A queue is a kind of abstract data type or collection in which the entities in the collection are kept in order and the principal operations on the collection are the addition of entities to the rear terminal position, and removal of entities from the front terminal position. It is a First-In-First-Out (FIFO) data structure. In a FIFO data structure, the first element added to the queue will be the first one to be removed. It is an example of a linear data structure.

Figure \(\PageIndex{4}\): A diagram of a queue

6. Hashing

Hashing is a method for storing and retrieving records from a database. Hashing allows one to insert, delete, and search for records based on a search key value. A hash system stores records in an array called a hash table. It works by performing a computation on a search key K in a way that is intended to identify the position in hash table that contains the record with key K.

The calculations are done by a function called the hash function. Hash function is any function that can be used to map digital data of arbitrary size to digital data of fixed size, with slight differences in input data producing very big differences in output data. Since hashing schemes place records in the table in whatever order satisfies the needs of the address calculation, records are not ordered by value. A position in the hash table is known as a slot. The number of slots in hash table will be denoted by the variable M with slots numbered from 0 to M - 1.

Hashing is used to index and retrieve items in a database, it is faster to find the item using the shorter hashed key than to find it using the original value. It is also used in many encryption algorithms, and also to encrypt and decrypt digital signatures.

7. Trees

A tree is a data structure made up of nodes or vertices and edges without having any cycle. A tree with no nodes is called the null or empty tree. A tree that is not empty consists of a root node and potentially many levels of additional nodes that form a hierarchy.

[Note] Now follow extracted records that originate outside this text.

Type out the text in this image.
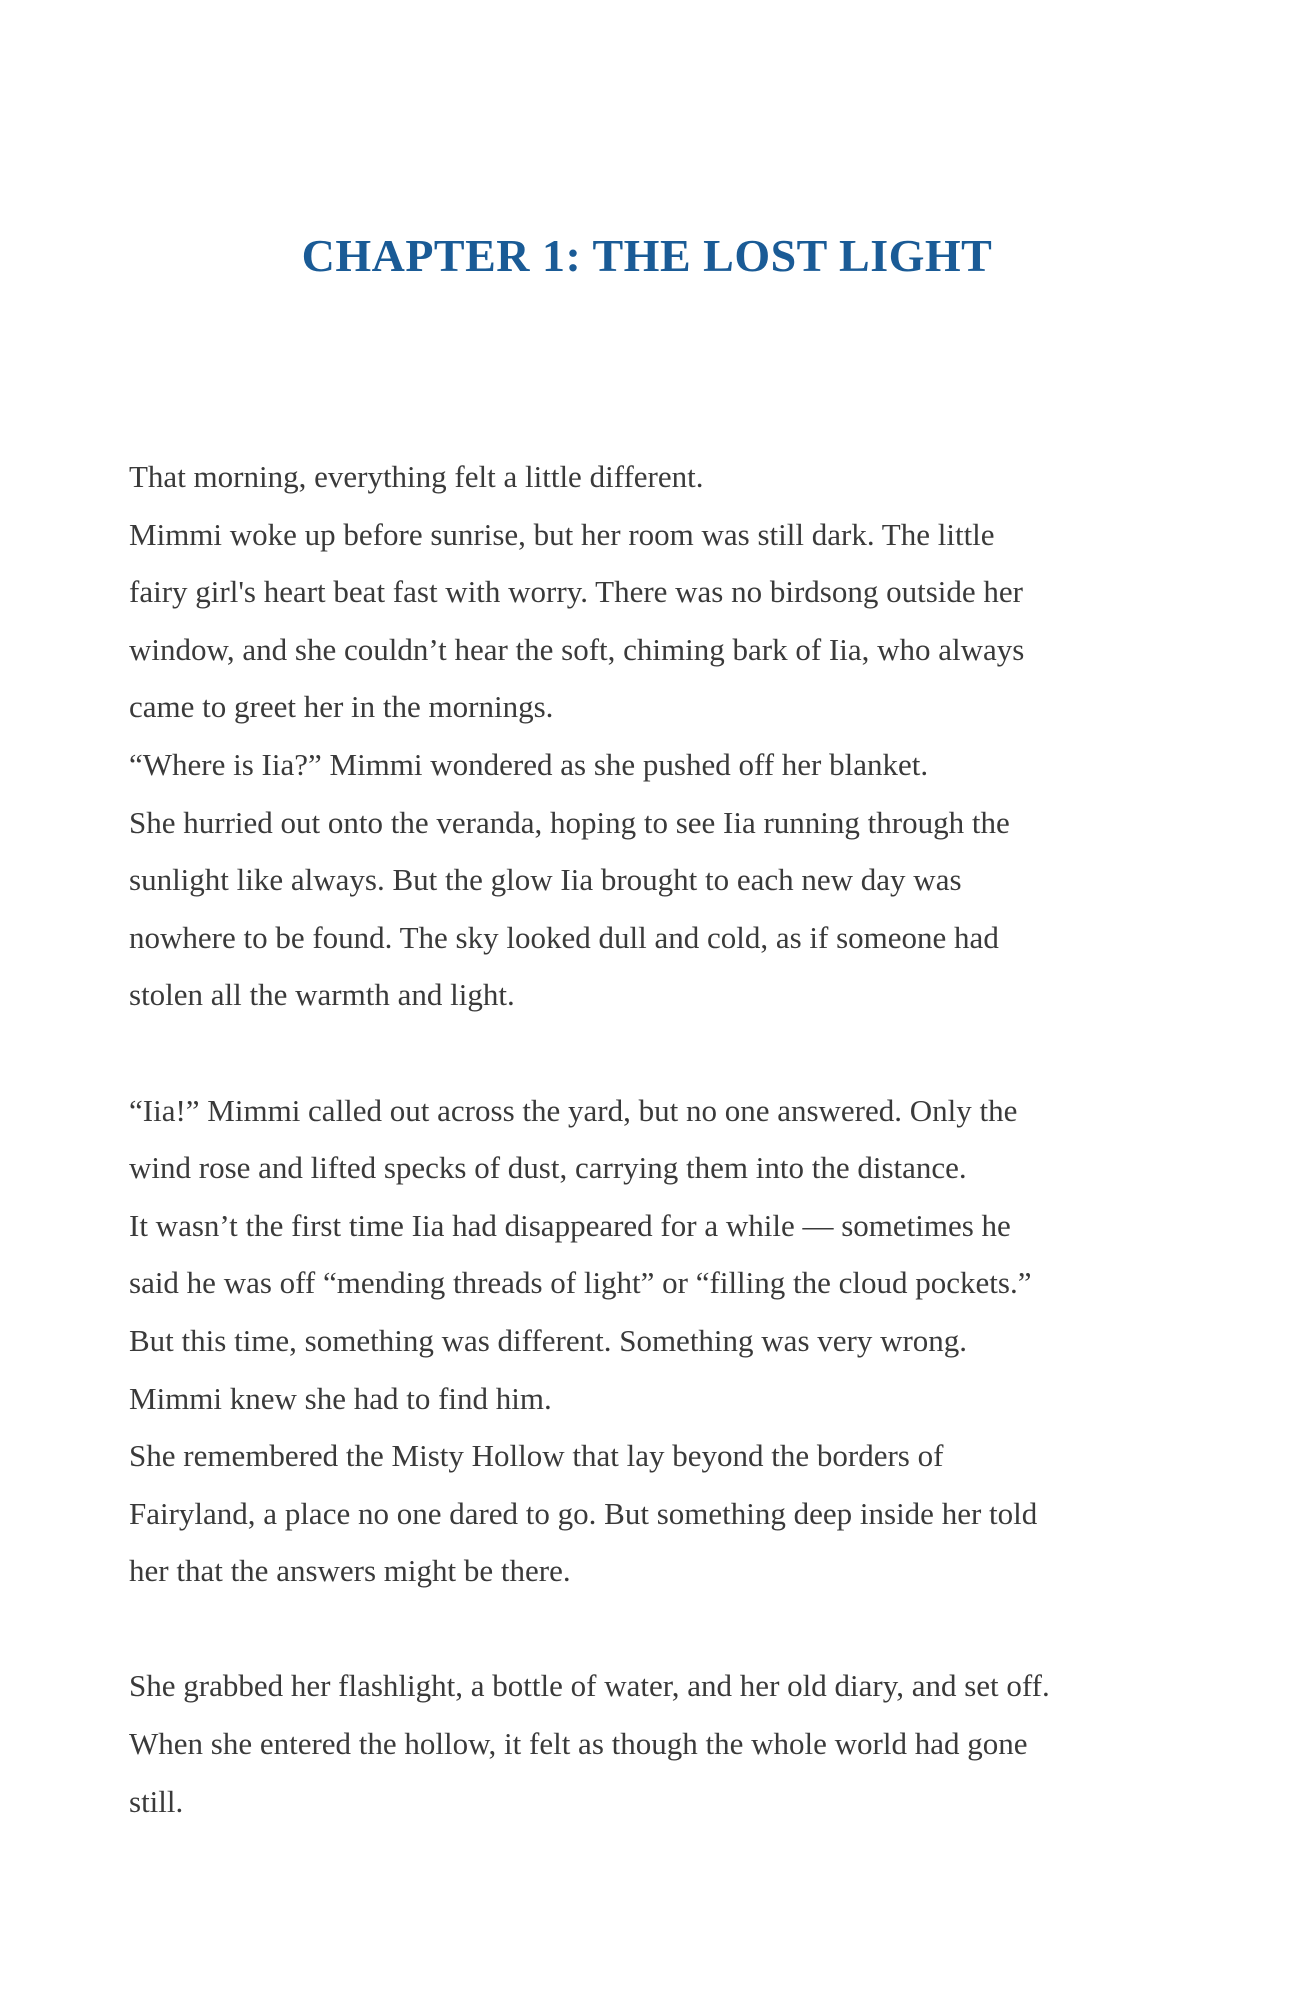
CHAPTER 1: THE LOST LIGHT

That morning, everything felt a little different.
Mimmi woke up before sunrise, but her room was still dark. The little
fairy girl's heart beat fast with worry. There was no birdsong outside her
window, and she couldn’t hear the soft, chiming bark of Iia, who always
came to greet her in the mornings.
“Where is Iia?” Mimmi wondered as she pushed off her blanket.
She hurried out onto the veranda, hoping to see Iia running through the
sunlight like always. But the glow Iia brought to each new day was
nowhere to be found. The sky looked dull and cold, as if someone had
stolen all the warmth and light.

“Iia!” Mimmi called out across the yard, but no one answered. Only the
wind rose and lifted specks of dust, carrying them into the distance.
It wasn’t the first time Iia had disappeared for a while — sometimes he
said he was off “mending threads of light” or “filling the cloud pockets.”
But this time, something was different. Something was very wrong.
Mimmi knew she had to find him.
She remembered the Misty Hollow that lay beyond the borders of
Fairyland, a place no one dared to go. But something deep inside her told
her that the answers might be there.

She grabbed her flashlight, a bottle of water, and her old diary, and set off.
When she entered the hollow, it felt as though the whole world had gone
still.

In computer science, it is a widely used abstract data type (ADT) or data structure implementing this ADT that simulates a hierarchical tree structure, with a root value and subtrees of children, represented as a set of linked nodes.

A tree data structure can be defined recursively as a collection of nodes (starting at a root node), where each node is a data structure consisting of a value, together with a list of references to nodes (the “children”), with the constraints that no reference is duplicated, and none points to the root.

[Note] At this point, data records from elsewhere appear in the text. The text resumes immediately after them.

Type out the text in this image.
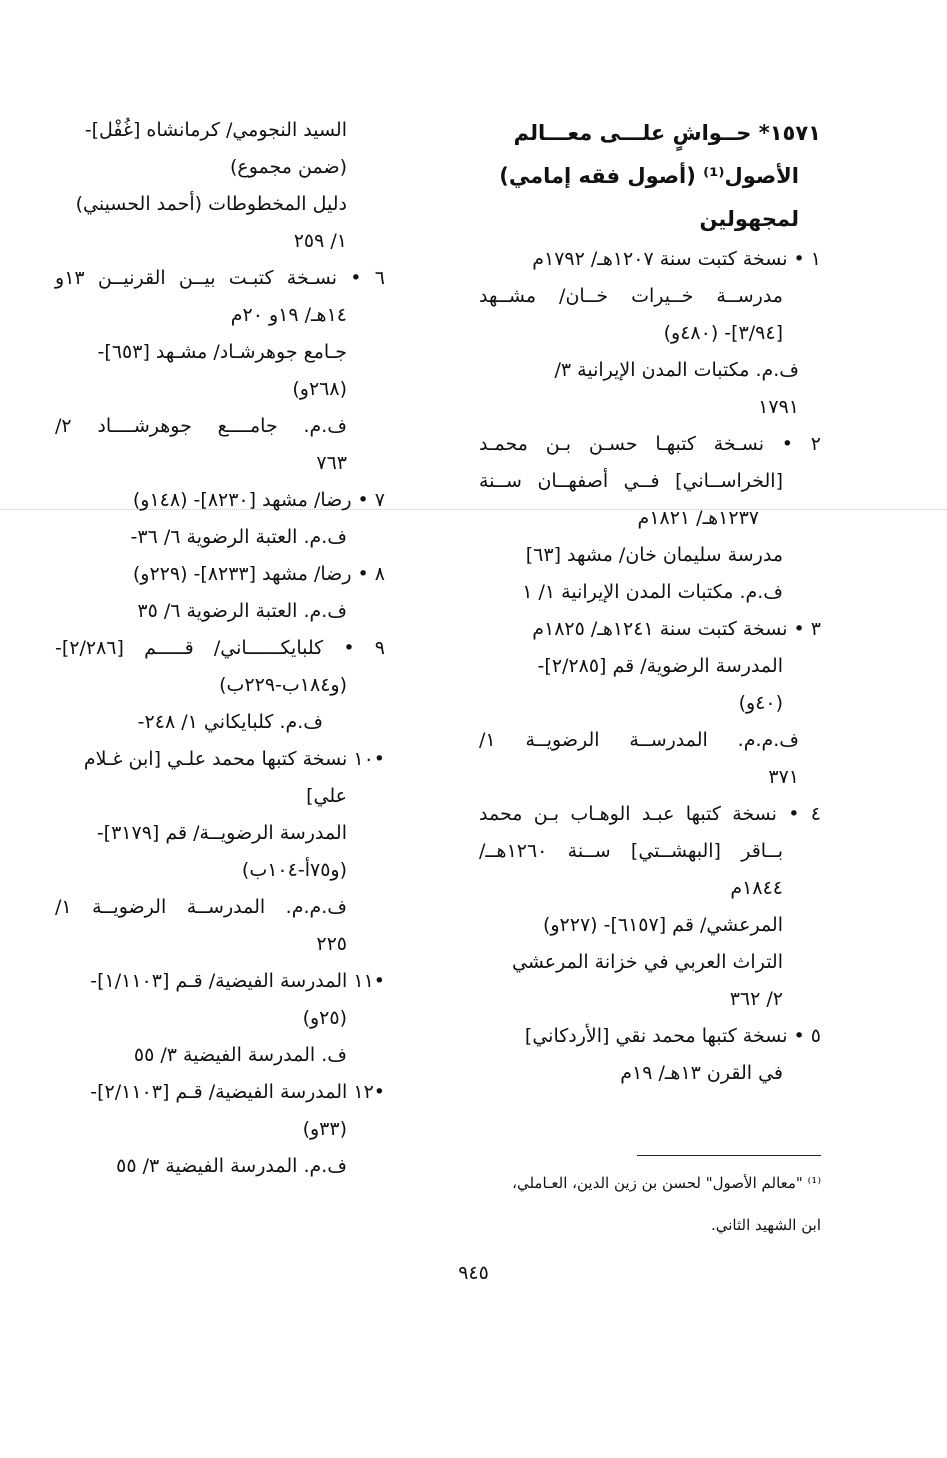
١٥٧١* حــواشٍ علـــى معـــالم
الأصول⁽¹⁾ (أصول فقه إمامي)
لمجهولين
١ • نسخة كتبت سنة ١٢٠٧هـ/ ١٧٩٢م
مدرســة خــيرات خــان/ مشــهد
[٣/٩٤]- (٤٨٠و)
ف.م. مكتبات المدن الإيرانية ٣/
١٧٩١
٢ • نسـخة كتبهـا حسـن بـن محمـد
[الخراســاني] فــي أصفهــان ســنة
١٢٣٧هـ/ ١٨٢١م
مدرسة سليمان خان/ مشهد [٦٣]
ف.م. مكتبات المدن الإيرانية ١/ ١
٣ • نسخة كتبت سنة ١٢٤١هـ/ ١٨٢٥م
المدرسة الرضوية/ قم [٢/٢٨٥]-
(٤٠و)
ف.م.م. المدرســة الرضويــة ١/
٣٧١
٤ • نسخة كتبها عبـد الوهـاب بـن محمد
بــاقر [البهشــتي] ســنة ١٢٦٠هــ/
١٨٤٤م
المرعشي/ قم [٦١٥٧]- (٢٢٧و)
التراث العربي في خزانة المرعشي
٢/ ٣٦٢
٥ • نسخة كتبها محمد نقي [الأردكاني]
في القرن ١٣هـ/ ١٩م
السيد النجومي/ كرمانشاه [غُفْل]-
(ضمن مجموع)
دليل المخطوطات (أحمد الحسيني)
١/ ٢٥٩
٦ • نسـخة كتبـت بيــن القرنيــن ١٣و
١٤هـ/ ١٩و ٢٠م
جـامع جوهرشـاد/ مشـهد [٦٥٣]-
(٢٦٨و)
ف.م. جامــــع جوهرشــــاد ٢/
٧٦٣
٧ • رضا/ مشهد [٨٢٣٠]- (١٤٨و)
ف.م. العتبة الرضوية ٦/ ٣٦-
٨ • رضا/ مشهد [٨٢٣٣]- (٢٢٩و)
ف.م. العتبة الرضوية ٦/ ٣٥
٩ • كلبايكــــــاني/ قـــــم [٢/٢٨٦]-
(و١٨٤ب-٢٢٩ب)
ف.م. كلبايكاني ١/ ٢٤٨-
•١٠ نسخة كتبها محمد علـي [ابن غـلام
علي]
المدرسة الرضويــة/ قم [٣١٧٩]-
(و٧٥أ-١٠٤ب)
ف.م.م. المدرســة الرضويــة ١/
٢٢٥
•١١ المدرسة الفيضية/ قـم [١/١١٠٣]-
(٢٥و)
ف. المدرسة الفيضية ٣/ ٥٥
•١٢ المدرسة الفيضية/ قـم [٢/١١٠٣]-
(٣٣و)
ف.م. المدرسة الفيضية ٣/ ٥٥
⁽¹⁾ "معالم الأصول" لحسن بن زين الدين، العـاملي،
ابن الشهيد الثاني.
٩٤٥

Figure \(\PageIndex{5}\): Diagram of a tree

Conclusion

This activity section has introduced the learner to the different data structures used to organize data in the memory of the computer, to make it efficient. It has also highlighted a few examples where they apply. Cited cases include the use of B-trees indexing in the databases and use of hashing to index and retrieve data in a database among others. The data structures looked at in this unit include: Arrays, Lists, Linked lists, Stack, Queues, Hashing and Trees.

Assessment

Differentiate between a queue and a stack data structures.
Define linear data structures and give an example.
List out the basic operations that can be performed on a stack.
Briefly state the difference between queues and linked lists.